By March 1801 the price of food in the market towns of Devon had reached an unbearable level. Residents began to adopt the by now familiar tactics of the food riot – imposing a maximum price at the markets and touring local farms with the aim of ‘encouraging’ farmers to send more grain to market.
Cornish mining communities, described at this time as ‘more in a state of independence and less subject to the influence of superiors’, needed no second invitation to join in. But the first place to see action west of the Tamar was not the mining west but the farming east. At the very end of March, a large crowd of women at Launceston seized some grain from a farmer and sold it at a reduced price.
This example was soon picked up elsewhere. By April 9th ‘rioting’ was being reported from Falmouth, where women again took the lead by insisting on a lower price for potatoes, and other places – Liskeard, St Austell, Helston, St Ives, Penzance and St Just were mentioned. A newspaper claimed that miners from Polgooth mine near St Austell ‘visited the farmers … carrying a written paper in one hand, a rope in the other. If the farmers hesitated to sign this paper … the rope was fastened around their necks and they were terrified and tortured into compliance’.

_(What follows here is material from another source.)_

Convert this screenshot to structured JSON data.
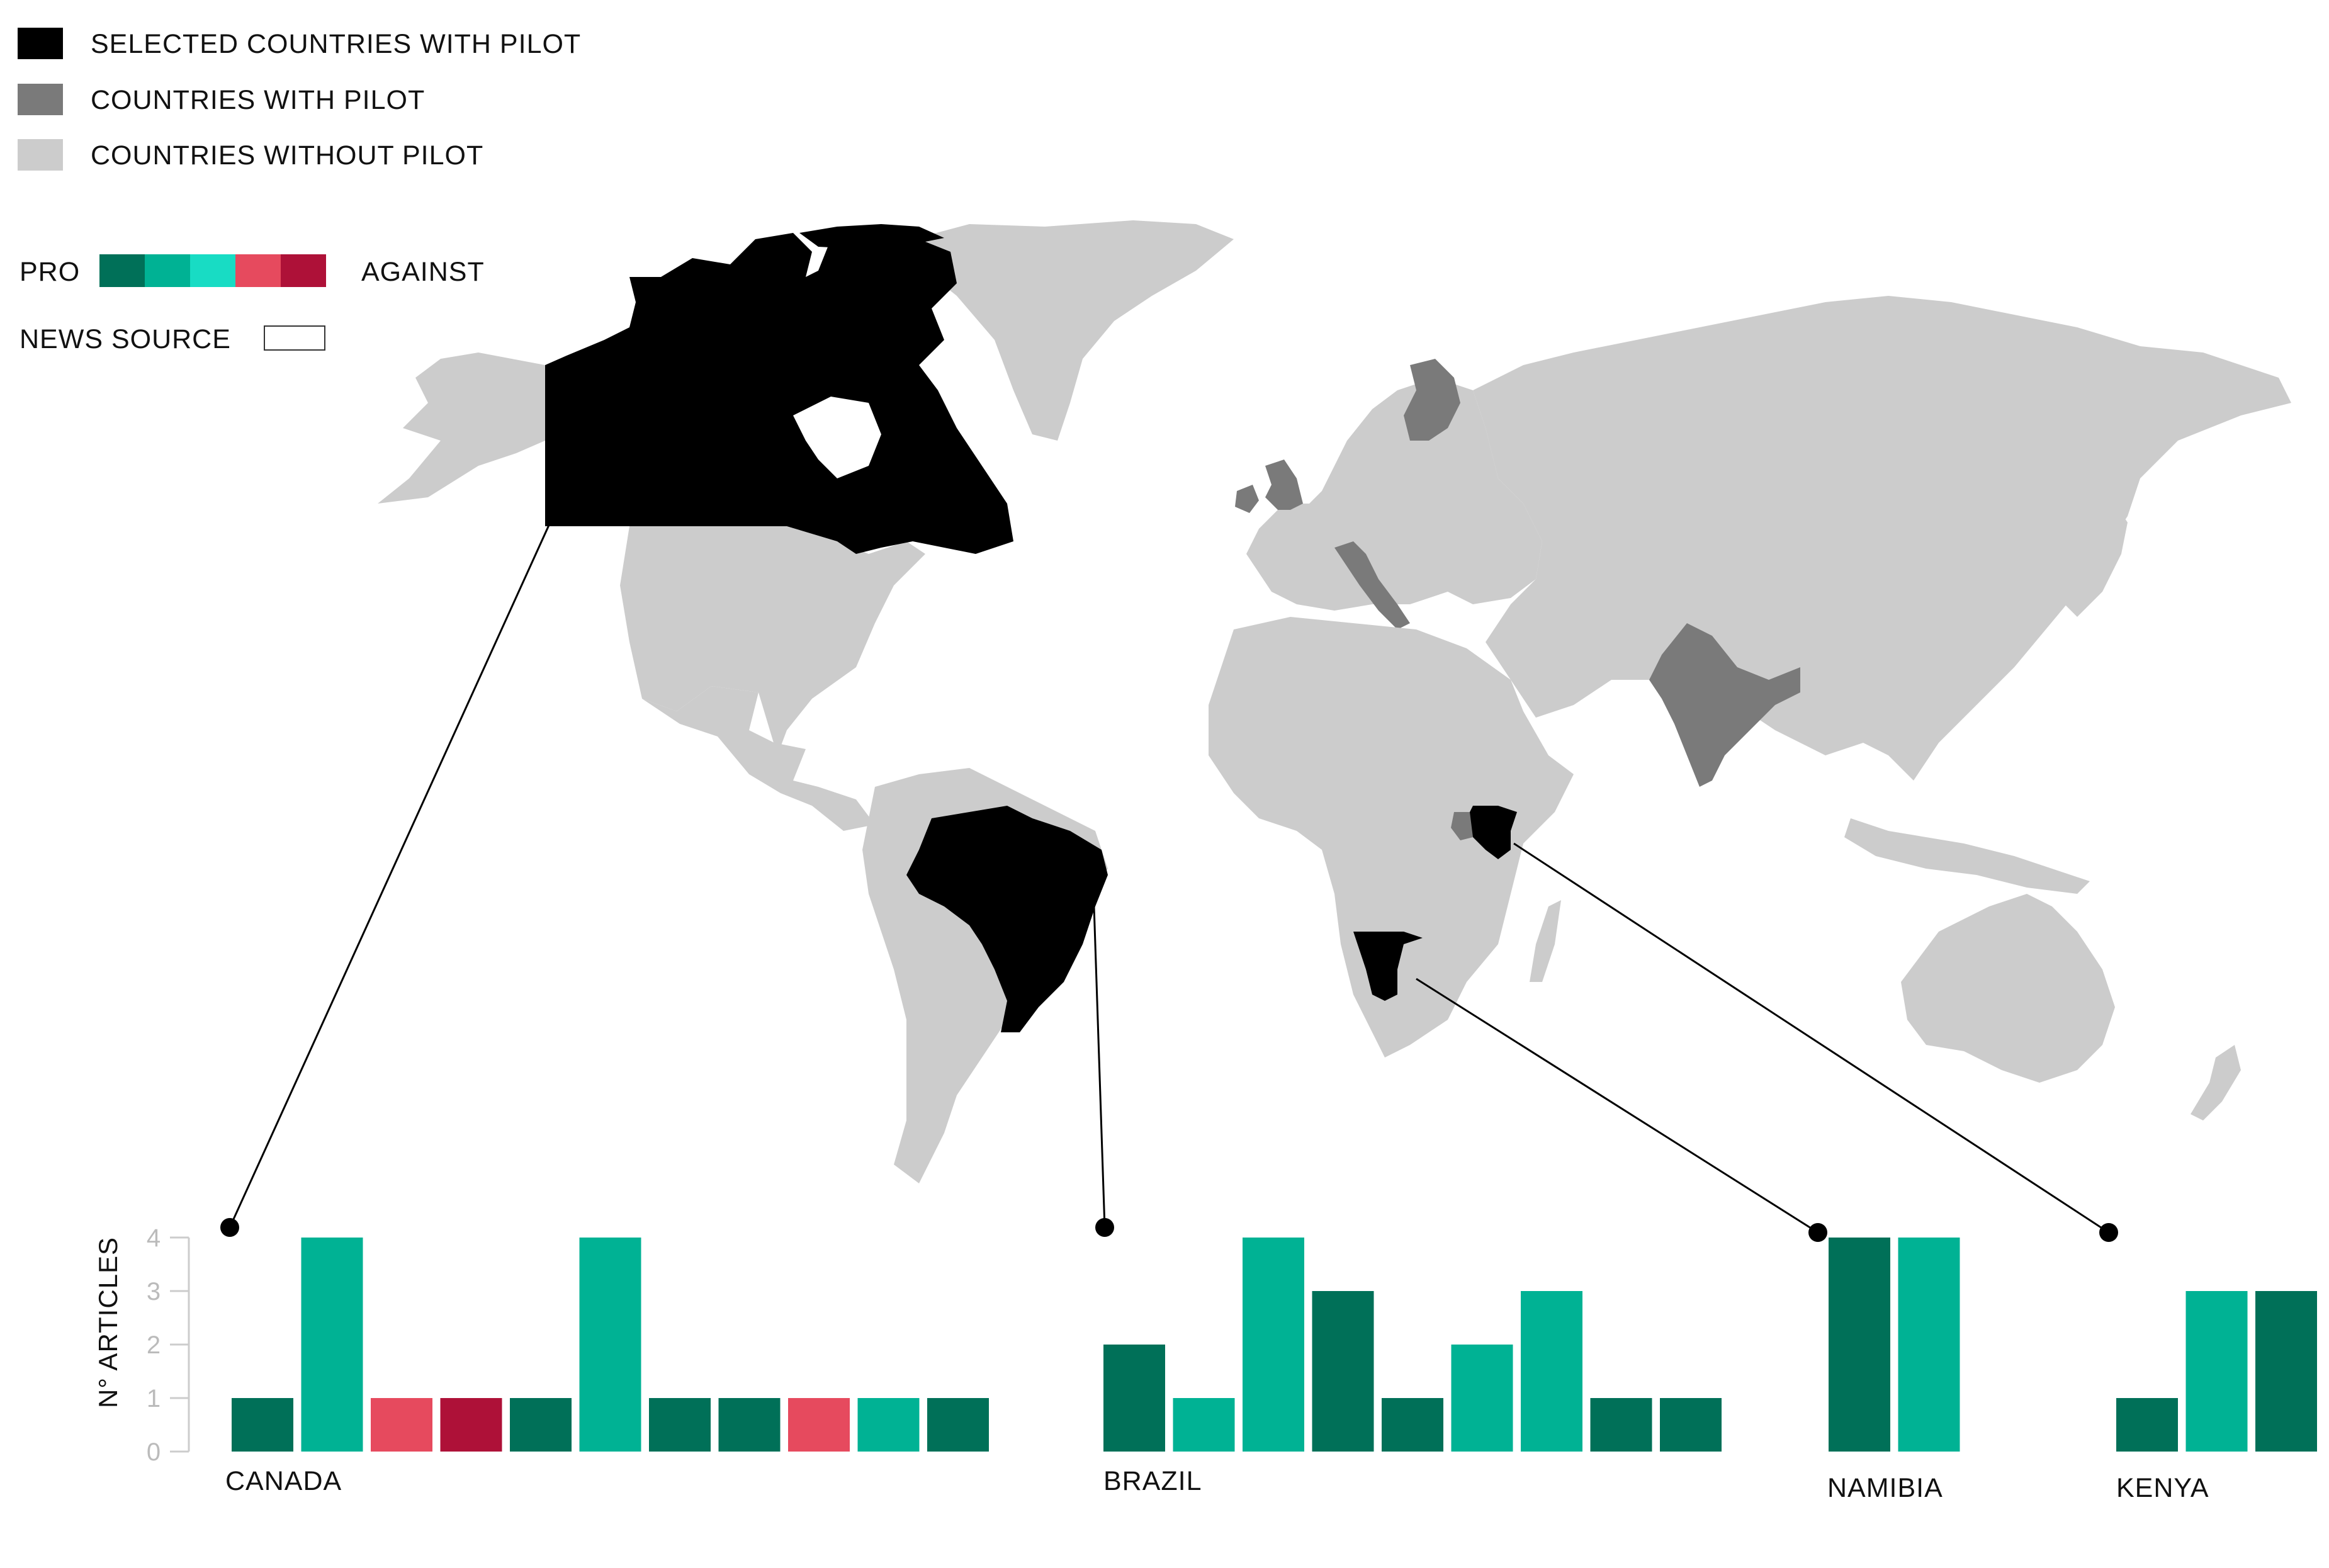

At Redruth, it was widely expected that the miners of Gwennap would take action at the next market. William Jenkin uneasily recorded the unrest drawing ever closer as ‘Gwennap mines pour forth their hundreds of desperate labourers who can with great caution and difficulty be prevailed on to be quiet.’ William’s forebodings proved prescient. Sure enough, at the next market he ‘had the disgusting sight of a riotous assemblage of tinners from Gwennap who broke into the market and are now compelling the people to sell potatoes, fish, butter and salt pork etc. at the prices they choose to fix.’ Not barley it should be noted as Redruth had lost its grain market following a previous food riot in 1773.

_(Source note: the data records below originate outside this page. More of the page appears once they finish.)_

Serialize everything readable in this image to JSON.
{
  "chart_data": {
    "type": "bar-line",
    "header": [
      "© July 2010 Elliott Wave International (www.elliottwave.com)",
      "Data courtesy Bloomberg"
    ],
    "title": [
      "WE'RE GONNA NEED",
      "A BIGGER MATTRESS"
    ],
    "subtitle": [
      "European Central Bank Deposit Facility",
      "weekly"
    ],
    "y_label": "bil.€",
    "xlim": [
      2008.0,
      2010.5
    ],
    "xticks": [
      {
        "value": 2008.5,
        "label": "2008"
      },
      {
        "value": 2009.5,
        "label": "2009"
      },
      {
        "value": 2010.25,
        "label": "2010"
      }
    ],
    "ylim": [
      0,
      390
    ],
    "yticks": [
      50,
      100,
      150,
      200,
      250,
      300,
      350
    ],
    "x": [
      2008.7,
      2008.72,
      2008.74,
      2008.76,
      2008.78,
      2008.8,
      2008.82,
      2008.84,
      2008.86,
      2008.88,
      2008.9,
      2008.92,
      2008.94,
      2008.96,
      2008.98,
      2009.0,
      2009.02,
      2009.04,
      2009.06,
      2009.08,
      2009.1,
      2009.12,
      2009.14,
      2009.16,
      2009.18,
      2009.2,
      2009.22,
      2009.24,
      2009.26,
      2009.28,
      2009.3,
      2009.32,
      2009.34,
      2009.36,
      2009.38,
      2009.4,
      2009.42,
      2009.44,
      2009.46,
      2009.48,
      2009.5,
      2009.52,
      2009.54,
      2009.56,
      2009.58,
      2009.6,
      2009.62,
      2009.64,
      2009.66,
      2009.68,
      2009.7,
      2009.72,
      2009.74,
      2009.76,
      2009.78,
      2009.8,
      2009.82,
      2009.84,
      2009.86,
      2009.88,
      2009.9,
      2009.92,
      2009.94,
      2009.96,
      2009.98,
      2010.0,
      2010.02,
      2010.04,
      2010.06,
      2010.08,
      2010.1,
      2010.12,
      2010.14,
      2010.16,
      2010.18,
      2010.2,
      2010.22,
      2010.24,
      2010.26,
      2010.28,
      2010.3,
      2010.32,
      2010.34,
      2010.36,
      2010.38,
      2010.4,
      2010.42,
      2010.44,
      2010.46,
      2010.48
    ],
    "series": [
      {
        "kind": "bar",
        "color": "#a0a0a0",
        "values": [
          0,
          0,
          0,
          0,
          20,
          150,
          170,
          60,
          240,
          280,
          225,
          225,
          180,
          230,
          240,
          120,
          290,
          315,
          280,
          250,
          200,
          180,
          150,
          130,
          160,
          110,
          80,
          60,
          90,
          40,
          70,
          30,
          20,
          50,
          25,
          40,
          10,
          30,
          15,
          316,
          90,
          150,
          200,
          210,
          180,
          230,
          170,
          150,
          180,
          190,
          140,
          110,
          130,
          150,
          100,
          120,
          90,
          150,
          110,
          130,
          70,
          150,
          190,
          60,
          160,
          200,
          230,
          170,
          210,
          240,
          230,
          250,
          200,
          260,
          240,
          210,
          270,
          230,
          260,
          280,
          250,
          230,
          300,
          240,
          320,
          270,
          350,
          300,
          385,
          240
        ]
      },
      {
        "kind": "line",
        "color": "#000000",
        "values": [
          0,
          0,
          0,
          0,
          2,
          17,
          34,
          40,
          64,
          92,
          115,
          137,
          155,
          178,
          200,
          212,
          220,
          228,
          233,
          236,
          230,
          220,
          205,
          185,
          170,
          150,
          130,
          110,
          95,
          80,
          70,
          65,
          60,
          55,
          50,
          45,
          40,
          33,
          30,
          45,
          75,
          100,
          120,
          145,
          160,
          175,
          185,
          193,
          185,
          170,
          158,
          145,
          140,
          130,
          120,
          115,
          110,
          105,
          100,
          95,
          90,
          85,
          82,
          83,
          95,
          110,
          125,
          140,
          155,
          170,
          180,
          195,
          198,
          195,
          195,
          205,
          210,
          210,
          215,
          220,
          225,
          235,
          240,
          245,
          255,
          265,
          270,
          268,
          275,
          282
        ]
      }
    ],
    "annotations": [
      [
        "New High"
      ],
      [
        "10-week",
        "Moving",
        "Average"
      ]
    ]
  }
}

Some magistrates had sympathised with the demand for price controls but after a little hesitation decided on firm action. On the succeeding market day, the magistrates swore in 50 ‘principal inhabitants’ of the town to help protect it from the Gwennap miners. This they did, although the presence of a small detachment of soldiers was no doubt a factor helping to keep the peace.

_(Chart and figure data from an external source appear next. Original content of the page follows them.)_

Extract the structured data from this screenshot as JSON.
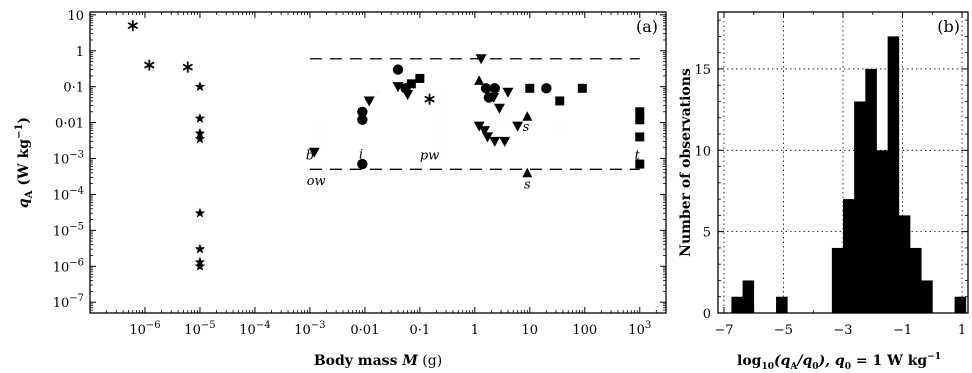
{
  "chart_data": [
    {
      "id": "a",
      "type": "scatter",
      "panel_label": "(a)",
      "xlabel_main": "Body mass ",
      "xlabel_var": "M",
      "xlabel_unit": " (g)",
      "ylabel_main": "q",
      "ylabel_sub": "A",
      "ylabel_unit": " (W kg",
      "ylabel_exp": "−1",
      "ylabel_close": ")",
      "xscale": "log",
      "yscale": "log",
      "xlim": [
        1e-07,
        3000.0
      ],
      "ylim": [
        5e-08,
        12
      ],
      "x_ticks": [
        {
          "value": 1e-06,
          "base": "10",
          "exp": "−6"
        },
        {
          "value": 1e-05,
          "base": "10",
          "exp": "−5"
        },
        {
          "value": 0.0001,
          "base": "10",
          "exp": "−4"
        },
        {
          "value": 0.001,
          "base": "10",
          "exp": "−3"
        },
        {
          "value": 0.01,
          "text": "0·01"
        },
        {
          "value": 0.1,
          "text": "0·1"
        },
        {
          "value": 1,
          "text": "1"
        },
        {
          "value": 10,
          "text": "10"
        },
        {
          "value": 100,
          "text": "100"
        },
        {
          "value": 1000,
          "base": "10",
          "exp": "3"
        }
      ],
      "y_ticks": [
        {
          "value": 10,
          "text": "10"
        },
        {
          "value": 1,
          "text": "1"
        },
        {
          "value": 0.1,
          "text": "0·1"
        },
        {
          "value": 0.01,
          "text": "0·01"
        },
        {
          "value": 0.001,
          "base": "10",
          "exp": "−3"
        },
        {
          "value": 0.0001,
          "base": "10",
          "exp": "−4"
        },
        {
          "value": 1e-05,
          "base": "10",
          "exp": "−5"
        },
        {
          "value": 1e-06,
          "base": "10",
          "exp": "−6"
        },
        {
          "value": 1e-07,
          "base": "10",
          "exp": "−7"
        }
      ],
      "reference_lines": [
        0.6,
        0.0005
      ],
      "ref_line_xrange": [
        0.001,
        1000
      ],
      "series": [
        {
          "marker": "asterisk",
          "points": [
            [
              6e-07,
              5
            ],
            [
              1.2e-06,
              0.4
            ],
            [
              6e-06,
              0.35
            ]
          ]
        },
        {
          "marker": "star",
          "points": [
            [
              1e-05,
              0.1
            ],
            [
              1e-05,
              0.013
            ],
            [
              1e-05,
              0.005
            ],
            [
              1e-05,
              0.0035
            ],
            [
              1e-05,
              3e-05
            ],
            [
              1e-05,
              3e-06
            ],
            [
              1e-05,
              1.3e-06
            ],
            [
              1e-05,
              1e-06
            ]
          ]
        },
        {
          "marker": "asterisk",
          "points": [
            [
              0.15,
              0.045
            ]
          ]
        },
        {
          "marker": "bowtie",
          "points": [
            [
              0.0015,
              0.009
            ],
            [
              0.0015,
              0.004
            ],
            [
              0.0015,
              0.0025
            ],
            [
              0.0015,
              0.0005
            ],
            [
              0.018,
              0.07
            ],
            [
              0.08,
              0.14
            ],
            [
              0.25,
              0.06
            ],
            [
              0.25,
              0.03
            ],
            [
              0.25,
              0.013
            ],
            [
              0.25,
              0.006
            ],
            [
              0.25,
              0.0035
            ],
            [
              0.25,
              0.002
            ],
            [
              0.25,
              0.0013
            ],
            [
              3,
              0.011
            ],
            [
              4,
              0.009
            ],
            [
              40,
              0.006
            ],
            [
              0.12,
              0.13
            ]
          ]
        },
        {
          "marker": "triangle_down",
          "points": [
            [
              0.0012,
              0.0015
            ],
            [
              0.012,
              0.04
            ],
            [
              0.04,
              0.1
            ],
            [
              0.06,
              0.06
            ],
            [
              1.3,
              0.6
            ],
            [
              1.2,
              0.008
            ],
            [
              1.7,
              0.004
            ],
            [
              2.2,
              0.05
            ],
            [
              2.8,
              0.025
            ],
            [
              1.5,
              0.006
            ],
            [
              2.3,
              0.003
            ],
            [
              3.5,
              0.003
            ],
            [
              4,
              0.07
            ],
            [
              6,
              0.008
            ]
          ]
        },
        {
          "marker": "circle",
          "points": [
            [
              0.009,
              0.02
            ],
            [
              0.009,
              0.012
            ],
            [
              0.009,
              0.0007
            ],
            [
              0.04,
              0.3
            ],
            [
              0.055,
              0.09
            ],
            [
              1.6,
              0.09
            ],
            [
              1.8,
              0.05
            ],
            [
              2.3,
              0.09
            ],
            [
              20,
              0.09
            ]
          ]
        },
        {
          "marker": "square",
          "points": [
            [
              0.07,
              0.12
            ],
            [
              0.1,
              0.17
            ],
            [
              10,
              0.09
            ],
            [
              35,
              0.04
            ],
            [
              90,
              0.09
            ],
            [
              1000,
              0.02
            ],
            [
              1000,
              0.012
            ],
            [
              1000,
              0.004
            ],
            [
              1000,
              0.0007
            ]
          ]
        },
        {
          "marker": "triangle_up",
          "points": [
            [
              1.2,
              0.15
            ],
            [
              9,
              0.015
            ],
            [
              9,
              0.0004
            ]
          ]
        }
      ],
      "annotations": [
        {
          "text": "b",
          "x": 0.001,
          "y": 0.0013
        },
        {
          "text": "ow",
          "x": 0.0013,
          "y": 0.00025
        },
        {
          "text": "i",
          "x": 0.0085,
          "y": 0.0014
        },
        {
          "text": "pw",
          "x": 0.15,
          "y": 0.0013
        },
        {
          "text": "s",
          "x": 8.5,
          "y": 0.008
        },
        {
          "text": "s",
          "x": 9,
          "y": 0.0002
        },
        {
          "text": "t",
          "x": 900,
          "y": 0.0013
        }
      ]
    },
    {
      "id": "b",
      "type": "histogram",
      "panel_label": "(b)",
      "xlabel_pre": "log",
      "xlabel_sub": "10",
      "xlabel_arg": "(q",
      "xlabel_argsub": "A",
      "xlabel_mid": "/q",
      "xlabel_midsub": "0",
      "xlabel_post": "),  q",
      "xlabel_postsub": "0",
      "xlabel_end": " = 1 W kg",
      "xlabel_exp": "−1",
      "ylabel": "Number of observations",
      "xlim": [
        -7.2,
        1.2
      ],
      "ylim": [
        0,
        18.5
      ],
      "grid": true,
      "x_ticks": [
        {
          "value": -7,
          "text": "−7"
        },
        {
          "value": -5,
          "text": "−5"
        },
        {
          "value": -3,
          "text": "−3"
        },
        {
          "value": -1,
          "text": "−1"
        },
        {
          "value": 1,
          "text": "1"
        }
      ],
      "y_ticks": [
        {
          "value": 0,
          "text": "0"
        },
        {
          "value": 5,
          "text": "5"
        },
        {
          "value": 10,
          "text": "10"
        },
        {
          "value": 15,
          "text": "15"
        }
      ],
      "bin_edges": [
        -6.75,
        -6.375,
        -6.0,
        -5.625,
        -5.25,
        -4.875,
        -4.5,
        -4.125,
        -3.75,
        -3.375,
        -3.0,
        -2.625,
        -2.25,
        -1.875,
        -1.5,
        -1.125,
        -0.75,
        -0.375,
        0.0,
        0.375,
        0.75,
        1.125
      ],
      "counts": [
        1,
        2,
        0,
        0,
        1,
        0,
        0,
        0,
        0,
        4,
        7,
        13,
        15,
        10,
        17,
        6,
        4,
        2,
        0,
        0,
        1
      ]
    }
  ]
}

After this, the tumult slowly subsided as more grain supplies arrived along with more troops. The local magistracy, which had temporarily lost control, regained it. The miners drifted back to work. Nonetheless, fixed maximum prices remained at Launceston for a month until May 9th and at St Austell for over three months until late July.
Fifteen people were charged with various offences although no one was hanged (unlike in Somerset where it was thought a couple of executions would set a good example). In Cornwall 13 were found guilty, with fines of up to £5 and/or two or three months in prison. It was presumably concluded that any more draconian ‘examples’ would serve merely to inflame the populace once more.